The 9011 is roughly a 2,350 lumen bulb, and I'll (arbitrarily) give an optimistic Chinese LED headlight 3,350 lumens to give it a clear 1,000 lumen advantage. The long lasting OEM 9005 are roughly 1,550 lumens for reference.
We have the 9011 that will engage the reflector at exactly the right angles, putting exactly the right light pattern for Hi-beams onto the road; a narrow focused cone of light. All of the 2,350 lumens are projected to precisely where they need to be.
We have the LED with 3,350 lumens, engaging the reflector at the wrong angles, scattering the light over entirely new areas of the road. It appears bright, because there is more light. But much of the light isn't where it's supposed to be. In effect, the reflector is scavenging less light from the designed emitter geometry. If you trimmed the LED emitter size to be the same as the incandescent coil, lumens would be far less than the extremely condensed 9011 incan coil area.
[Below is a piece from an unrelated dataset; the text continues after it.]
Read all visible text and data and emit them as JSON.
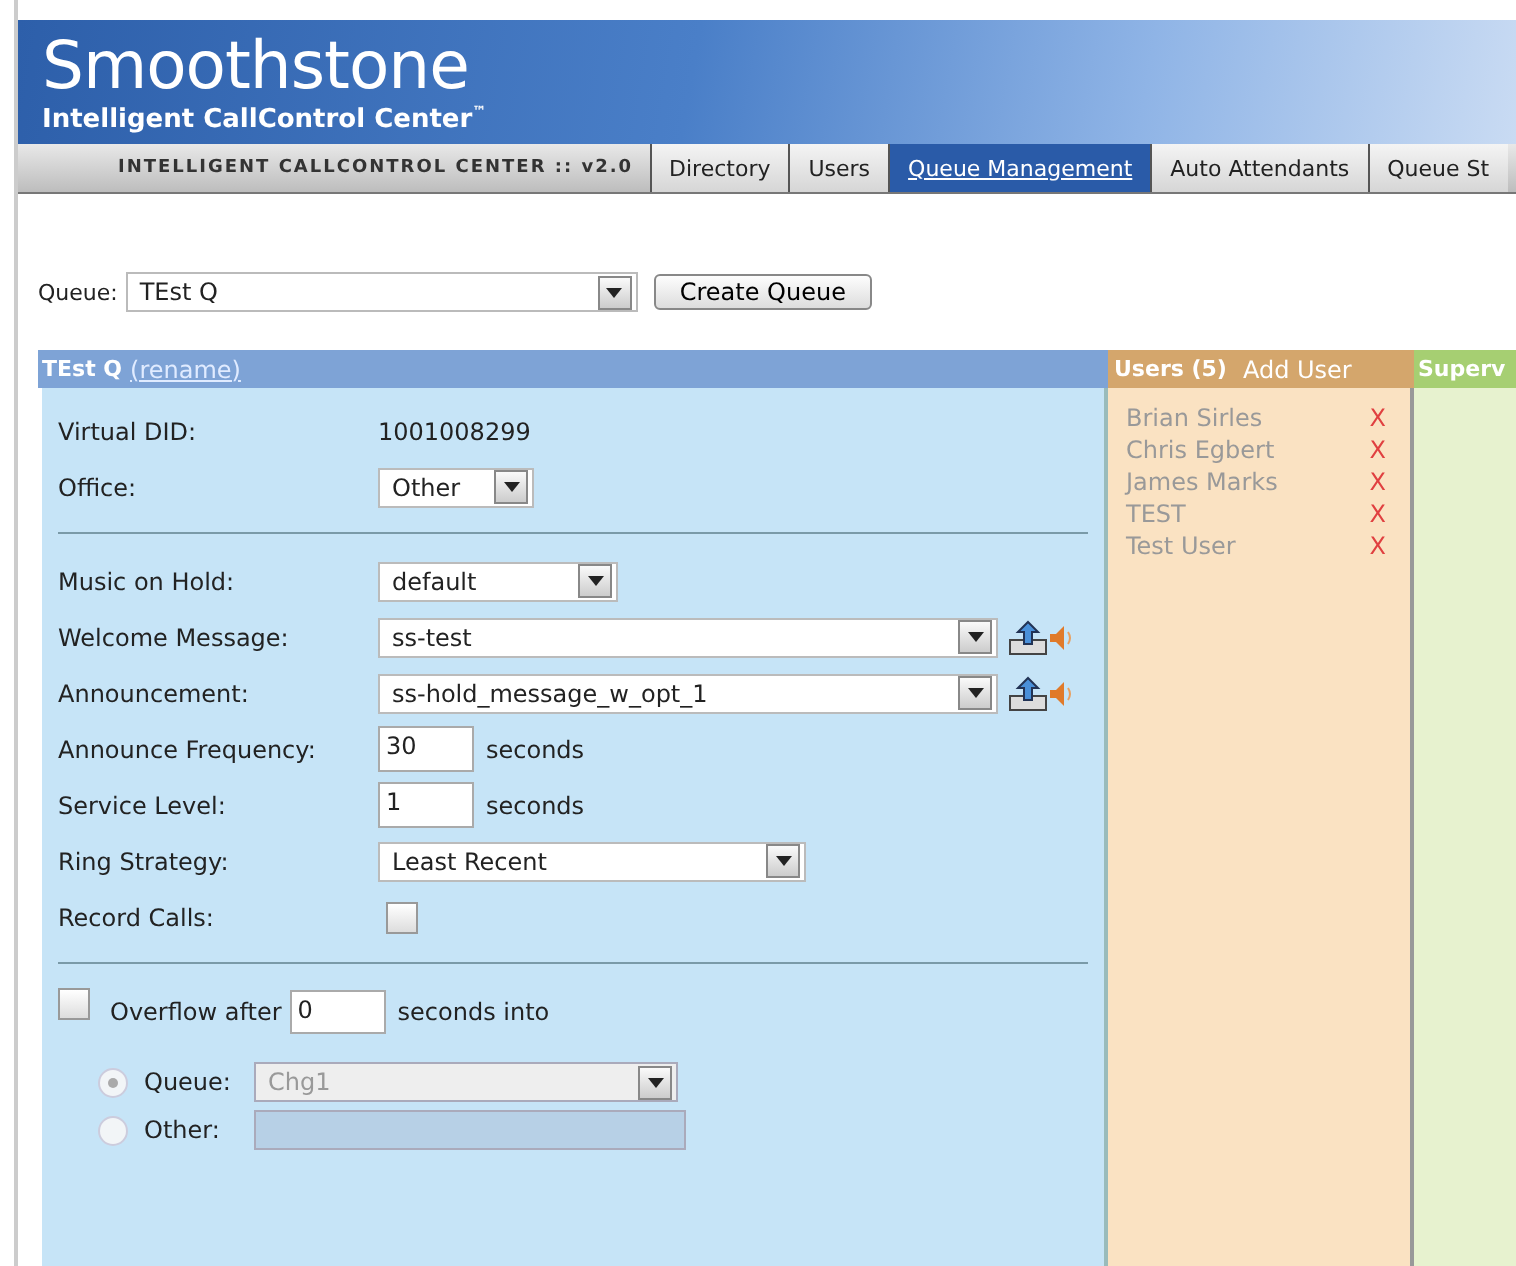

They are getting more lumens by making a larger surface.
Next would be CRI, or color rendering index. Which is an easy Wikipedia read, but in summary: the cool white LED is actually worse for depth perception and detail recognition than a good old incandescent. In fact, LED manufacturers make great strides to get LED color closer to incandescent. Color temperature and CRI often follow each other, but are not the same. A warm LED with the same 2700k color temp as incandescent will still never be 100 CRI. It is very expensive to build a high CRI LED, and also decreases the efficacy of the LED output at a given amperage in comparison to a "cool" white. In practice, high CRI (incan) also causes markedly less glare and eye strain than low CRI LED's (cool whites). A good way to think of this is this: 1 single high CRI (100) lumen is 100% effective to the human eye, while a low CRI (65) lumen is only 65% effective to the human eye. It's not quite that simple, but it's an easy way to understand. The 9011 bulb is 100 CRI (although lacking in the blue spectrum... blue is not desirable in night time driving anyways), while the LED in question is absolutely no higher than 80 (even if it was a high end warm Nichia bulb, which its not), it's more likely in the mid 60's.
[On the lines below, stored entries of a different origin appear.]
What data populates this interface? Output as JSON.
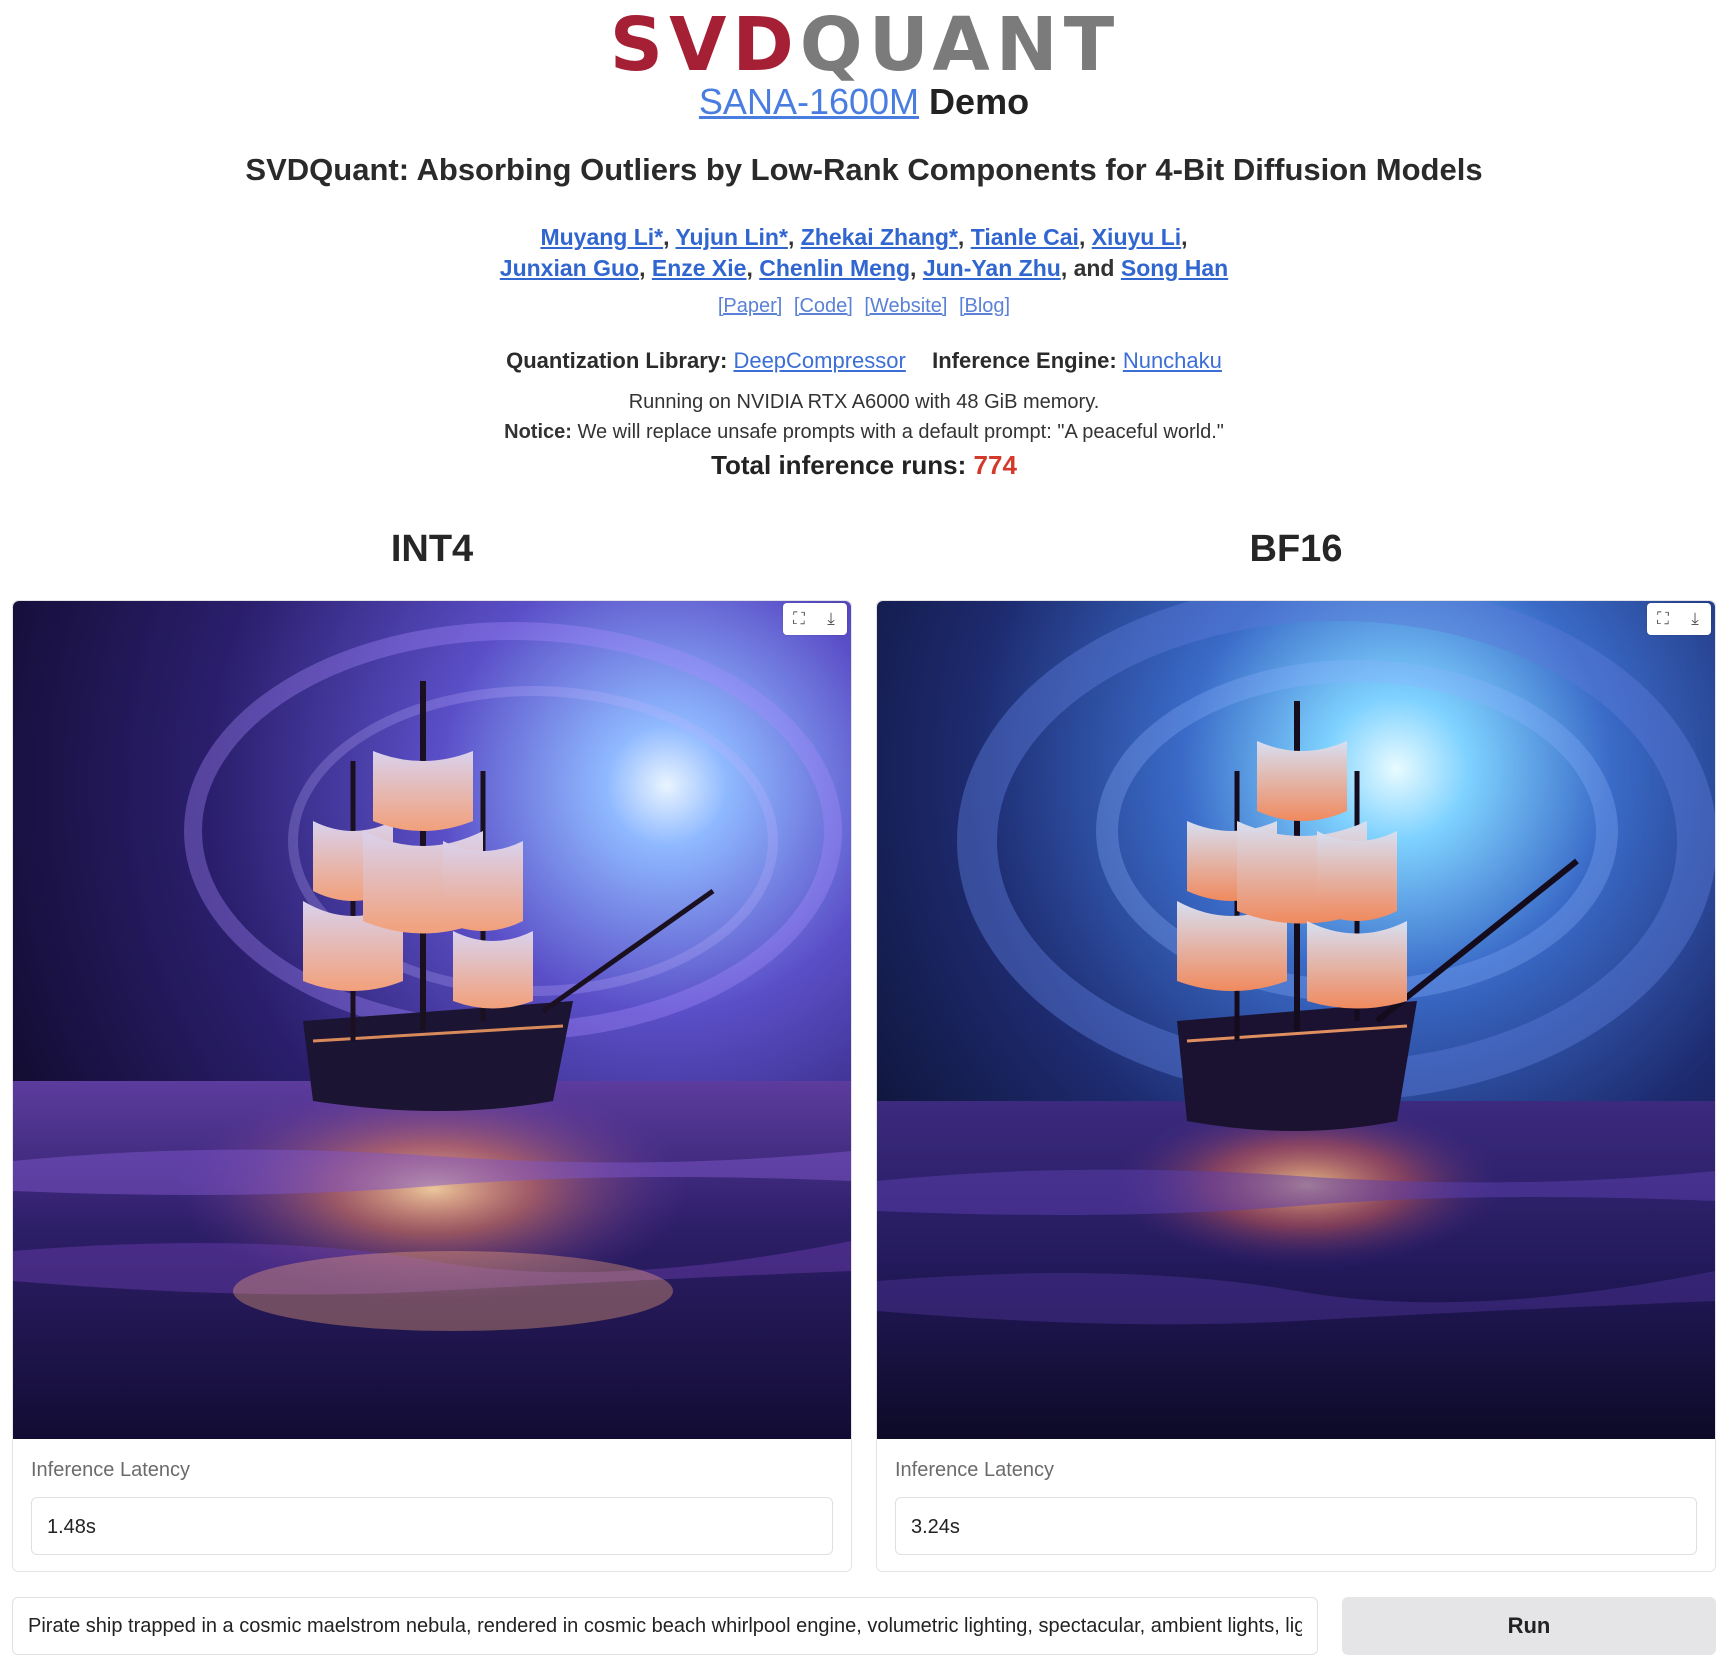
{
  "logo": {
    "part1": "SVD",
    "part2": "QUANT"
  },
  "demo": {
    "model_link": "SANA-1600M",
    "suffix": "Demo"
  },
  "paper_title": "SVDQuant: Absorbing Outliers by Low-Rank Components for 4-Bit Diffusion Models",
  "authors_line1": [
    "Muyang Li*",
    "Yujun Lin*",
    "Zhekai Zhang*",
    "Tianle Cai",
    "Xiuyu Li"
  ],
  "authors_line2": [
    "Junxian Guo",
    "Enze Xie",
    "Chenlin Meng",
    "Jun-Yan Zhu"
  ],
  "authors_last": "Song Han",
  "authors_and": "and",
  "links": [
    "[Paper]",
    "[Code]",
    "[Website]",
    "[Blog]"
  ],
  "library": {
    "quant_label": "Quantization Library:",
    "quant_link": "DeepCompressor",
    "engine_label": "Inference Engine:",
    "engine_link": "Nunchaku"
  },
  "running": "Running on NVIDIA RTX A6000 with 48 GiB memory.",
  "notice": {
    "label": "Notice:",
    "text": "We will replace unsafe prompts with a default prompt: \"A peaceful world.\""
  },
  "runs": {
    "label": "Total inference runs:",
    "count": "774"
  },
  "columns": [
    {
      "title": "INT4",
      "latency_label": "Inference Latency",
      "latency_value": "1.48s"
    },
    {
      "title": "BF16",
      "latency_label": "Inference Latency",
      "latency_value": "3.24s"
    }
  ],
  "toolbar_icons": {
    "fullscreen": "⛶",
    "download": "⤓"
  },
  "prompt": "Pirate ship trapped in a cosmic maelstrom nebula, rendered in cosmic beach whirlpool engine, volumetric lighting, spectacular, ambient lights, light pollution, cinematic atmosphere, art nouveau style",
  "run_button": "Run",
  "colors": {
    "accent_red": "#a62035",
    "link_blue": "#3b6fd6",
    "count_red": "#d33a2c"
  }
}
Sure, LED headlight's lumen output is higher when it is measured at the emitter. However, I would wager that the candela measured at a distance of 100m from an LED (when installed in an incandescent reflector housing) is drastically lower than a good incandescent bulb in the same housing.
People are literally paying for less real world performance and reliability. To top it off, they are now blinding other drivers when they're driving around in their car with super cool LED headlights.
A cool way to understand how the reflectors are working is to grab a low powered flashlight, go out to your car, and really try to find the incandescent coil reflection in the reflector housing bands. You will see that it is almost like looking at the coil with a magnifying glass. Try the same with an LED, and you will see that you can see large areas of the reflector are engaging circuit board material, and entirely new areas of the reflector are engaging LED emitter from entirely inappropriate angles.
Marketing will have you think the LED emitters "are in proper placement"... sure they are, enough to sell a bunch of product. A final kick in the balls is that the Xenon Depot 9005 are merely rated to 1,750 lumens, meaning they have a very marginal increase over OEM 1,550 incandescent bulbs, with all of the draw backs of improper emitter placement and lower CRI, but they also have a MASSIVE 600 lumen deficit to the homely 9011 (at approximately 400% the cost of a pair of 9011.)